In T-ALL cells, JPH203 induces several signaling pathways [8]. JPH203 was a strong inducer of the C/EBP homologous protein (CHOP) and the unfolded protein response (UPR) [8]. CHOP is induced in response to endoplasmic reticulum (ER) stress and it promotes apoptosis [30]. The JPH203 induction of CHOP and UPR was rapid (within 2 h of treatment) and it occurred before the other JPH203 effects [8]. The other JPH203 effects occurring after the induction of CHOP were increases in apoptosis, autophagy, and decreases in mTORC1 activation and MYC protein levels [8]. Starving T-ALL cells of amino acids was sufficient to induce CHOP, which is consistent with how JPH203 would induce CHOP [8]. T-ALL cells treated with the UPR inhibitor salubrinal were resistant to JPH203-stimulated increases in CHOP [8]. Salubrinal also restored proliferation, increased cell viability and suppressed apoptosis of T-ALL cells treated with JPH203 [8]. Based on these results, the authors proposed that JHP203 induces T-ALL cell death via the induction of CHOP and UPR [8]. In support of this postulate, JPH203 fails to induce CHOP in a JHP203 resistant T-ALL cell line [8].

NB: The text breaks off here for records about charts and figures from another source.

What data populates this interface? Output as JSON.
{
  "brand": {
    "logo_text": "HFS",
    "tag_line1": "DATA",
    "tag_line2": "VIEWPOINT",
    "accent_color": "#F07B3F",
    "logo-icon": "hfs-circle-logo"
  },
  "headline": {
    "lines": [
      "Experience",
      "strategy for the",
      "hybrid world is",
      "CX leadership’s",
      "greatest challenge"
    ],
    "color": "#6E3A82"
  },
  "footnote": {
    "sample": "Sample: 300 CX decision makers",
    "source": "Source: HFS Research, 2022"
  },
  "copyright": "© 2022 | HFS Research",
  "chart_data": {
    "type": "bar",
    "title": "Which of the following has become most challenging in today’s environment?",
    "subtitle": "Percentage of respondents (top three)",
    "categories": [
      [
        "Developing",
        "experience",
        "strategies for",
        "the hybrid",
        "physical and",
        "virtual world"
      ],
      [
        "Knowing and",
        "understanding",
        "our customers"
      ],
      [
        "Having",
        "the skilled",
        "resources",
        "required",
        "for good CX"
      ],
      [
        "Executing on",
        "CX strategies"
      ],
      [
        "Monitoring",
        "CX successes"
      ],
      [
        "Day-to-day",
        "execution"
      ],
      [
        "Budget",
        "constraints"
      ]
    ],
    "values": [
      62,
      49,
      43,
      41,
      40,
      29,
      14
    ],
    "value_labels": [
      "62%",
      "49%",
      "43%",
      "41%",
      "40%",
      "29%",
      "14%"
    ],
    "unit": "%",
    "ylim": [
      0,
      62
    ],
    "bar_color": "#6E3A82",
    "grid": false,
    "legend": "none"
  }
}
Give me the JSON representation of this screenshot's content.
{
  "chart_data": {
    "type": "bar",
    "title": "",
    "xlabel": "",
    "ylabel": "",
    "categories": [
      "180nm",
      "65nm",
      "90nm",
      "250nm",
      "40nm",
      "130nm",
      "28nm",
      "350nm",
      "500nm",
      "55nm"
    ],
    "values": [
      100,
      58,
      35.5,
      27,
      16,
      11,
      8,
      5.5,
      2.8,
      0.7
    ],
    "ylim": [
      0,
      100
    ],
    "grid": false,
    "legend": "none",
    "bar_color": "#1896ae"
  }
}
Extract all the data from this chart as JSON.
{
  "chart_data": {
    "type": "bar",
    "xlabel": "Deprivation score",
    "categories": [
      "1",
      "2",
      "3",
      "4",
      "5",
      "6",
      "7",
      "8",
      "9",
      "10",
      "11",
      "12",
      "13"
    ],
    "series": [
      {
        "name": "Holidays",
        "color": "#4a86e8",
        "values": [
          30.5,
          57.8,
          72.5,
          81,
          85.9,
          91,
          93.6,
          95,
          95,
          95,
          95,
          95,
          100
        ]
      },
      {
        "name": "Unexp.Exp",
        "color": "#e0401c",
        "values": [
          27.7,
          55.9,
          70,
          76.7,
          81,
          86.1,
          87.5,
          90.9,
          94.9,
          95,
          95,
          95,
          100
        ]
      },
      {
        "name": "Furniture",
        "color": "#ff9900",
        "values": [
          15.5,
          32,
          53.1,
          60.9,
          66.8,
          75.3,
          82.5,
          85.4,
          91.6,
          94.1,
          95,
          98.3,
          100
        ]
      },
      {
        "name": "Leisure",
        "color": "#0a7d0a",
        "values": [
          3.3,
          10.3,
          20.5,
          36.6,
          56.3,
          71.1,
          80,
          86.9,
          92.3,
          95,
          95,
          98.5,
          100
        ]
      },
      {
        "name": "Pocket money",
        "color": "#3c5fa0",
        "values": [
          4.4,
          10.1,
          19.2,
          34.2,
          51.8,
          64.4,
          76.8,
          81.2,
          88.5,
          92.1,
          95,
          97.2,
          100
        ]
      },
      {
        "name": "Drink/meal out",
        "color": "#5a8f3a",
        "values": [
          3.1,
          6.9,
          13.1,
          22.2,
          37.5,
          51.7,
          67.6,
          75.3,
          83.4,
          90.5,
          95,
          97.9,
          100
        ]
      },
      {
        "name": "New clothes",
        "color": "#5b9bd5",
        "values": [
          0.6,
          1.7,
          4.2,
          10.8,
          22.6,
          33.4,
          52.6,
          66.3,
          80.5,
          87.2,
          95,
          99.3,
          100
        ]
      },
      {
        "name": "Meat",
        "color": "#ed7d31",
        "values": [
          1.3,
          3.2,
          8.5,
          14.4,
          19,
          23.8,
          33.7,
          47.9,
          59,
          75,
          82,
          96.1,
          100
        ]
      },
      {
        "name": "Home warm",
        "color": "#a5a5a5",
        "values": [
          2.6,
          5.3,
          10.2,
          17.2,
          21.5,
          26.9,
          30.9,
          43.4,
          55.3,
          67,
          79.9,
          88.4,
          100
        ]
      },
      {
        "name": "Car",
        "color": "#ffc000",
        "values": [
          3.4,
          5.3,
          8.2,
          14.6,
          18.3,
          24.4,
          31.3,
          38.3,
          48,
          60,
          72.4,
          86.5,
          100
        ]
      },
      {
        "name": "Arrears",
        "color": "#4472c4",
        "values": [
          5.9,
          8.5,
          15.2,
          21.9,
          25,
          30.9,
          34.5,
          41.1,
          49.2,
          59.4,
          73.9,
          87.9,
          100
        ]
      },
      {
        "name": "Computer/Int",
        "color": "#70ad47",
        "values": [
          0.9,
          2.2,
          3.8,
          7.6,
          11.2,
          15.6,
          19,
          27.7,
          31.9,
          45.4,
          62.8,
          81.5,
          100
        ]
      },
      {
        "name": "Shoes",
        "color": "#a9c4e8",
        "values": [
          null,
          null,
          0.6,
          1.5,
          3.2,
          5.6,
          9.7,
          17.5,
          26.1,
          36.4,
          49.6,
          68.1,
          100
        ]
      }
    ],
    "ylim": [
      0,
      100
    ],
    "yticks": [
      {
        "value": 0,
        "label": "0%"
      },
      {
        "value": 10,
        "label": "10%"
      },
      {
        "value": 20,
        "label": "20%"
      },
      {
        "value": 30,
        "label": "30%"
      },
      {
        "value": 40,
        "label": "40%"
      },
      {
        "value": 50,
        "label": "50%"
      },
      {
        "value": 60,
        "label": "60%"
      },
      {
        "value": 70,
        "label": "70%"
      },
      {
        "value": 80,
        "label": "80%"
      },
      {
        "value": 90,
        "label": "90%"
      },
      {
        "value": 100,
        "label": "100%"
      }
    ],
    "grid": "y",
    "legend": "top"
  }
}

The authors also tested how combining JPH203 with other cancer drugs affected T-ALL survival in cell culture [8]. The findings showed that JPH203 interacted synergistically (strongly) with the mTOR inhibitor rapamycin [8]. Its interaction with dexamethasone ranged from being primarily synergistic, but also additive, depending on the drug concentration [8]. When combined with KU0063794 (a dual mTORC1, mTORC2 inhibitor), PI103 (PI3K inhibitor), doxorubicin or bortezomib (proteasome inhibitor) its effects were drug and concentration-dependent and ranged from antagonism to synergistic [8]. Finally, the effect of combining JPH203 with l-asparaginase ranged from antagonism (at high drug concentrations), to additive (at middle drug concentrations), to highly synergistic (lowest drug concentrations) [8]. The effect of JPH203 on other cancer cell types have been tested, and the reported effects have shown that it inhibits the cell cycle and/or promoted apoptosis in cancer cells. Specifically, JPH203 inhibits osteosarcoma [31], cholangiocarcinoma [32], human thymic carcinoma cells [33], and lung cancer cells [3]. Thus, these reports indicate that JPH203 anti-cancer effects could be applicable to other cancers that express LAT1 and that it is not toxic toward normal cells.

11. Conclusions

From all apparent evidence, the LAT1/amino acid signaling pathway in cancer cells is an effective target for cancer therapy. There is still a need for uncovering new ways to target the cancer-specific expression of LAT1, given that LAT1 is important for proper brain function and for the expansion of normal T cells [34,35]. The possibility that targeting LAT1 stimulates the compensatory upregulation of a different LAT transporter (i.e., LAT2, LAT3, or LAT4), or a different transporter system (i.e., SNAT amino acid transporters [29]) in certain cancers also warrants investigation. There is also a need to identify specific biomarkers to predict sensitivity or resistance to LAT1 targeting therapies. Thus, collectively, the LAT1-leucine-signaling pathway in cancer and its therapeutic targeting is still a very active area of research.